Another significant manifestation of integration would be the preference in teaching for joint linguistic patterns over those of separation.
The Free Choice of Language
In a system of official bilingualism, the freedom of language has its main content in the citizen’s freedom of choice between the two official languages in their relations with public interlocutors. The articulation of different subjects in the complex world of language is extremely difficult. The solution, in a model such as that of the Spanish Constitution, is to draw a first boundary between the system of language use by the government and by citizens. This line is deeply illuminating because, since the acceptance of the natural logic of freedom of language and a comprehensive view of all language rights, it should be concluded that the individual right of freedom of language takes precedence over the principle of government intervention. That is, the center of gravity of this freedom is on the side of the citizen, never on that of public power.

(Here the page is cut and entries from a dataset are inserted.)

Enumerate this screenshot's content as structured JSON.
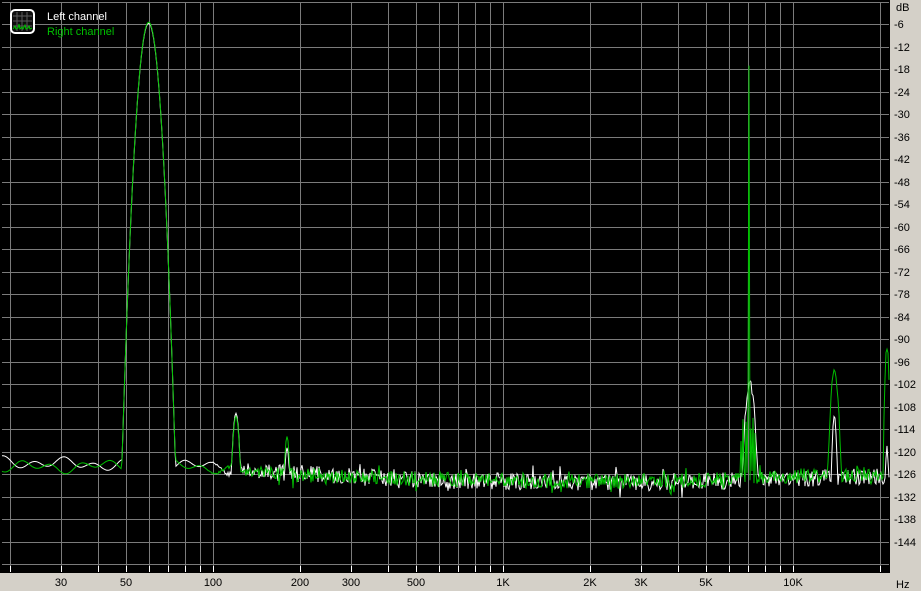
{
  "legend": {
    "items": [
      {
        "label": "Left channel",
        "color": "#ffffff"
      },
      {
        "label": "Right channel",
        "color": "#00c000"
      }
    ]
  },
  "icon": {
    "name": "spectrum-analyzer-icon"
  },
  "colors": {
    "plot_background": "#000000",
    "grid": "#7b7b7b",
    "gutter_background": "#d4d0c8",
    "axis_text": "#000000",
    "tick_mark": "#ffffff",
    "left_channel": "#ffffff",
    "right_channel": "#00c000"
  },
  "chart_data": {
    "type": "line",
    "title": "",
    "x_axis": {
      "unit_label": "Hz",
      "scale": "log",
      "min_hz": 18.7,
      "max_hz": 21500,
      "ticks": [
        {
          "f": 30,
          "label": "30"
        },
        {
          "f": 50,
          "label": "50"
        },
        {
          "f": 100,
          "label": "100"
        },
        {
          "f": 200,
          "label": "200"
        },
        {
          "f": 300,
          "label": "300"
        },
        {
          "f": 500,
          "label": "500"
        },
        {
          "f": 1000,
          "label": "1K"
        },
        {
          "f": 2000,
          "label": "2K"
        },
        {
          "f": 3000,
          "label": "3K"
        },
        {
          "f": 5000,
          "label": "5K"
        },
        {
          "f": 10000,
          "label": "10K"
        }
      ],
      "gridline_freqs": [
        20,
        30,
        40,
        50,
        60,
        70,
        80,
        90,
        100,
        200,
        300,
        400,
        500,
        600,
        700,
        800,
        900,
        1000,
        2000,
        3000,
        4000,
        5000,
        6000,
        7000,
        8000,
        9000,
        10000,
        20000
      ]
    },
    "y_axis": {
      "unit_label": "dB",
      "min_db": -150,
      "max_db": 0,
      "grid_step_db": 6,
      "labels": [
        {
          "db": -6,
          "label": "-6"
        },
        {
          "db": -12,
          "label": "-12"
        },
        {
          "db": -18,
          "label": "-18"
        },
        {
          "db": -24,
          "label": "-24"
        },
        {
          "db": -30,
          "label": "-30"
        },
        {
          "db": -36,
          "label": "-36"
        },
        {
          "db": -42,
          "label": "-42"
        },
        {
          "db": -48,
          "label": "-48"
        },
        {
          "db": -54,
          "label": "-54"
        },
        {
          "db": -60,
          "label": "-60"
        },
        {
          "db": -66,
          "label": "-66"
        },
        {
          "db": -72,
          "label": "-72"
        },
        {
          "db": -78,
          "label": "-78"
        },
        {
          "db": -84,
          "label": "-84"
        },
        {
          "db": -90,
          "label": "-90"
        },
        {
          "db": -96,
          "label": "-96"
        },
        {
          "db": -102,
          "label": "-102"
        },
        {
          "db": -108,
          "label": "-108"
        },
        {
          "db": -114,
          "label": "-114"
        },
        {
          "db": -120,
          "label": "-120"
        },
        {
          "db": -126,
          "label": "-126"
        },
        {
          "db": -132,
          "label": "-132"
        },
        {
          "db": -138,
          "label": "-138"
        },
        {
          "db": -144,
          "label": "-144"
        }
      ]
    },
    "grid": true,
    "legend_position": "top-left",
    "series": [
      {
        "name": "Left channel",
        "color": "#ffffff",
        "seed": 101,
        "wiggle_phases": [
          0.7,
          2.1
        ],
        "jitter_amp_db": 2.3,
        "noise_floor_db": [
          [
            18,
            -122.6
          ],
          [
            30,
            -123.2
          ],
          [
            45,
            -123.5
          ],
          [
            80,
            -123.2
          ],
          [
            110,
            -124.8
          ],
          [
            160,
            -125.5
          ],
          [
            250,
            -126.3
          ],
          [
            400,
            -127.3
          ],
          [
            800,
            -127.9
          ],
          [
            3000,
            -128.2
          ],
          [
            6000,
            -127.8
          ],
          [
            9000,
            -127.2
          ],
          [
            14000,
            -127.0
          ],
          [
            21500,
            -126.8
          ]
        ],
        "peaks_f_top_hw_jag": [
          [
            60,
            -5.8,
            0.095,
            0
          ],
          [
            120,
            -109.8,
            0.045,
            0
          ],
          [
            180,
            -119.0,
            0.035,
            0
          ],
          [
            300,
            -120.9,
            0.006,
            0
          ],
          [
            420,
            -122.0,
            0.006,
            0
          ],
          [
            1460,
            -123.0,
            0.006,
            0
          ],
          [
            7100,
            -101.5,
            0.06,
            1
          ],
          [
            13900,
            -111.0,
            0.03,
            1
          ],
          [
            21100,
            -118.0,
            0.02,
            1
          ]
        ]
      },
      {
        "name": "Right channel",
        "color": "#00c000",
        "seed": 202,
        "wiggle_phases": [
          3.4,
          5.2
        ],
        "jitter_amp_db": 2.0,
        "noise_floor_db": [
          [
            18,
            -124.0
          ],
          [
            30,
            -124.2
          ],
          [
            45,
            -123.8
          ],
          [
            80,
            -123.4
          ],
          [
            110,
            -125.0
          ],
          [
            160,
            -125.8
          ],
          [
            250,
            -126.5
          ],
          [
            400,
            -127.2
          ],
          [
            800,
            -127.7
          ],
          [
            3000,
            -127.9
          ],
          [
            6000,
            -127.4
          ],
          [
            9000,
            -126.6
          ],
          [
            14000,
            -126.2
          ],
          [
            21500,
            -126.0
          ]
        ],
        "peaks_f_top_hw_jag": [
          [
            60,
            -5.5,
            0.095,
            0
          ],
          [
            120,
            -110.6,
            0.045,
            0
          ],
          [
            180,
            -116.0,
            0.035,
            0
          ],
          [
            6200,
            -122.5,
            0.004,
            0
          ],
          [
            6500,
            -121.0,
            0.004,
            0
          ],
          [
            6620,
            -117.0,
            0.004,
            0
          ],
          [
            6720,
            -111.0,
            0.004,
            0
          ],
          [
            6800,
            -107.5,
            0.004,
            0
          ],
          [
            6900,
            -105.5,
            0.004,
            0
          ],
          [
            7000,
            -106.0,
            0.004,
            0
          ],
          [
            7050,
            -17.0,
            0.003,
            0
          ],
          [
            7150,
            -108.0,
            0.004,
            0
          ],
          [
            7280,
            -111.0,
            0.004,
            0
          ],
          [
            7400,
            -114.5,
            0.004,
            0
          ],
          [
            7550,
            -119.0,
            0.004,
            0
          ],
          [
            7700,
            -123.0,
            0.004,
            0
          ],
          [
            13900,
            -98.5,
            0.05,
            1
          ],
          [
            21100,
            -92.5,
            0.027,
            1
          ]
        ]
      }
    ]
  }
}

In our system of joint official bilingualism, freedom of language is manifested as a right to linguistic choice for the citizen, the right to choose to use either of the two co-official languages, precisely because they have a collective right to both languages.
This means that public authorities have no power of choice or predetermination of the official language to be used in their ordinary relations with citizens: their position on this point is subject to the citizens’ freedom of choice. The right of citizens to choose cannot be prevented or conditioned by a possible monolingual organization of the Administration in terms of working language or the language of service. That is, the Administration must articulate a bilingual performance of public services so that the citizen, without obstacles or pressures, can choose the language they prefer.
The Free Development of Personality
Language may be seen merely as a communication tool between individuals. This is a function for which all languages are apt. But language, when it is the natural language of inclusion of the individual in the community, is also a skin that regulates the osmosis of every human being with the world. And this the law cannot ignore. The system must create the conditions for the development of personality, strengths, and capabilities that shape the individual as a unique being, as a distinct person. This is why the distinction between language and personality, just as the link between culture and personality, becomes uniquely close, which is manifested particularly clearly in the education system. This principle of personality is one of the major factors that makes language rights highly sensitive.
The Scope of Co-officiality
The vagueness of the Constitution on the concept of official language was clarified by the Constitutional Court in 1986: “An official language is, regardless of its reality and weight as a social phenomenon, one that is recognized by the state as a normal means of communication in and between them and in their relation to private actors, with full legal force and effect.”